The Mets acquired a familiar face over the weekend, sending the Atlanta Braves cash considerations for Eric Young Jr. For the second time in three years, they'll look to receive an energy jolt from the speedy outfielder. Except this time they're no longer operating on an empty tank.
Back in 2013, their seemingly cheap gamble payed off when Young notched a .318 on-base percentage and 38 stolen bases, giving them a competent spark in the outfield. Although far from perfect given his mediocre .329 slugging percentage, he still represented an upgrade over the barren wasteland there before him.

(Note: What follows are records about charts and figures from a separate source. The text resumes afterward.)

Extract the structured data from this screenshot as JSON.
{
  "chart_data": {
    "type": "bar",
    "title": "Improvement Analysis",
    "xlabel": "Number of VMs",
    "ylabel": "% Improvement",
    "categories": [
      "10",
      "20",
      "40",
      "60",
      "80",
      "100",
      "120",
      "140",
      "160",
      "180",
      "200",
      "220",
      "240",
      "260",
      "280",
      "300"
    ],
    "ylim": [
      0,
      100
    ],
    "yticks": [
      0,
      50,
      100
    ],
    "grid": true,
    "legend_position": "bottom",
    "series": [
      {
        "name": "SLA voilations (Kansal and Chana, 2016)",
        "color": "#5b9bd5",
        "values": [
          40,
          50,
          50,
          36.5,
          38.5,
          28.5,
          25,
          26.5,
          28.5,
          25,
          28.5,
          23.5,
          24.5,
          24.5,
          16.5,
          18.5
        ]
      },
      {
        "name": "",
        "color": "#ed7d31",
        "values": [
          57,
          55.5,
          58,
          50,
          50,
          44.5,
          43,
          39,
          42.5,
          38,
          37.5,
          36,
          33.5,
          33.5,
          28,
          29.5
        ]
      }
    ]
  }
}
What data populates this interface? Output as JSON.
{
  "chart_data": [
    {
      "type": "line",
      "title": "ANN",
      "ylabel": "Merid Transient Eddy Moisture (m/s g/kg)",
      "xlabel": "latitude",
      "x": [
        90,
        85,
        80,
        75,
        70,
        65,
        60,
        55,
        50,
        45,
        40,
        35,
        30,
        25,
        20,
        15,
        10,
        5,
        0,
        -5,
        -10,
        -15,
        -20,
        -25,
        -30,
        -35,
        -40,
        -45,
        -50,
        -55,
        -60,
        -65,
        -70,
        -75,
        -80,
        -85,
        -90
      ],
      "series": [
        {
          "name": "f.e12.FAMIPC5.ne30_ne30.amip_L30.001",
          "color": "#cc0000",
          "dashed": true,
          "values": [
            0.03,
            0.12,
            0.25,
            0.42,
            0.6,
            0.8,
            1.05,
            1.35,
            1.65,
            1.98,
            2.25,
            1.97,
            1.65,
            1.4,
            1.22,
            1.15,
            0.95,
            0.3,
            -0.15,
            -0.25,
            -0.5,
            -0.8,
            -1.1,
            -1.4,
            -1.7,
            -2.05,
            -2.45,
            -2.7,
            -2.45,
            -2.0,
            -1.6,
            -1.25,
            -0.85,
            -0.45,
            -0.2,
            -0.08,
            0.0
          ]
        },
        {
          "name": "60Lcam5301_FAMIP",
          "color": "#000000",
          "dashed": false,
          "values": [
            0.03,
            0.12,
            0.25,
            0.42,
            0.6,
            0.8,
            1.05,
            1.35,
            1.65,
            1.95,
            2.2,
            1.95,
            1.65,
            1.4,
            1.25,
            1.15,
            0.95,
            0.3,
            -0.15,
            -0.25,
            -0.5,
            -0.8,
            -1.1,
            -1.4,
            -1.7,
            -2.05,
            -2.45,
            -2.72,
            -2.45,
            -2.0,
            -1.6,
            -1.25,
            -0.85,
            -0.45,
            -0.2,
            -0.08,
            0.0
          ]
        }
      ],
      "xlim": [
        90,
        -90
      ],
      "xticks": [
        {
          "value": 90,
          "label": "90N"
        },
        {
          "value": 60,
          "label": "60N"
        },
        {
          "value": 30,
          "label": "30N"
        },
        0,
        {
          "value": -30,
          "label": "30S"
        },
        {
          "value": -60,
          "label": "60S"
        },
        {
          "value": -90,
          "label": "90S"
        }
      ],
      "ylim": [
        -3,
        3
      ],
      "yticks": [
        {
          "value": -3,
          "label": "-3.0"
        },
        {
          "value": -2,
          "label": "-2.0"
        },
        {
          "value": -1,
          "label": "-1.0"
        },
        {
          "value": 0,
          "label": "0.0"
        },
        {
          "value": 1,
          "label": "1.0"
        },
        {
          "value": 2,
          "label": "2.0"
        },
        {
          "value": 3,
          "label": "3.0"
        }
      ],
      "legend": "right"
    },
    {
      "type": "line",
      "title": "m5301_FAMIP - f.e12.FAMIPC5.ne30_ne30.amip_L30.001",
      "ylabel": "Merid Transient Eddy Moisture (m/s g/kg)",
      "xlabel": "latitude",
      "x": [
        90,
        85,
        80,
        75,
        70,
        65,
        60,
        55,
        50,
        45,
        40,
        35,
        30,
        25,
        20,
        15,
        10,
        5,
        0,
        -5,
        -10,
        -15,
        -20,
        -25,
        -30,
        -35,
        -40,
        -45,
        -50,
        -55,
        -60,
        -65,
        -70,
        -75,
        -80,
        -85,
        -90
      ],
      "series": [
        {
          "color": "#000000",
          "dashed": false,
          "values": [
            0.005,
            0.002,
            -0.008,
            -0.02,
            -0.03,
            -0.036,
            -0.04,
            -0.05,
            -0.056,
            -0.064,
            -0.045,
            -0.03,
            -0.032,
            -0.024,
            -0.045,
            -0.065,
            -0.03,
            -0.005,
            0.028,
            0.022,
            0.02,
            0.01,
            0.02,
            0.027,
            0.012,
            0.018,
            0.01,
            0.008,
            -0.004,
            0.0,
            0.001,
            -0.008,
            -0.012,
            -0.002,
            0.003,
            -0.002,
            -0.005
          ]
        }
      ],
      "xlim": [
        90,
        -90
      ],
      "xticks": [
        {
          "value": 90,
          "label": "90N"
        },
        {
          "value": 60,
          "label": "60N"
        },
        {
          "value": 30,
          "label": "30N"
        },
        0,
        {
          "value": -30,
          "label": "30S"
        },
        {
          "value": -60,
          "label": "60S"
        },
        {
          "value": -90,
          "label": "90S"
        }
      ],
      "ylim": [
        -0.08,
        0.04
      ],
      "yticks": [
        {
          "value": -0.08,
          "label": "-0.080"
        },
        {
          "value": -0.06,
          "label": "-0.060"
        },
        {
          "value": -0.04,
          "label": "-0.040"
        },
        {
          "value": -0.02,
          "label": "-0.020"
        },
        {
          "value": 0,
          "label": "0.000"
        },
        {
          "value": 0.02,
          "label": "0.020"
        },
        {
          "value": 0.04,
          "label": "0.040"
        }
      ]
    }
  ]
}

The following year, his speed and defense failed to make up for a .229/.299/.311 batting line, causing him to eventually fall from the top of the order to the bench. To make matters worse, Collin McHugh, who went to Colorado in exchange for Young, transformed from organizational depth into a viable starter, tallying a 2.73 ERA for the Houston Astros, who claimed him off waivers from the Rockies.
A once-successful deal doesn't look so hot anymore, but the Mets didn't part with any players to reclaim the 30-year-old. Hitting .169 with a minus-0.6 fWAR with Atlanta, Young earned a one-way ticket to Triple-A, where he batted .248/.349/.312 before getting shipped to the Mets. Young expressed his joy to come back on his blog:
I always say that it's important to treat people with respect and leave on a good note because you just never know what could happen in the future and you have to keep those lines open. And here I am now returning to the Mets. It's a reminder about why it's important to leave on a good note. When they heard the news, most of the coaching staff, and pretty much everybody that was there when I was there, reached out to me. I knew I had good relationships with my Mets teammates before I left, but now that I'm coming back, and everybody is excited...it feels great.
Once the rosters expand on September 1, he'll return to Flushing for a team that has stolen 46 bases all year. Only the Los Angeles Dodgers have swiped fewer bags (31) in the National League. Fortunately, the Mets no longer need Young to lead off or start. He'll serve almost exclusively as a pinch-runner, a useful asset to have down the stretch.
Over his career, Young has stolen 141 bases in 174 attempts, giving him an efficient 81% success rate. That savvy on the basepaths will help in September. With their bench suddenly crowded, he'll need to dazzle in order to earn a postseason roster spot, if there's baseball to be played in October.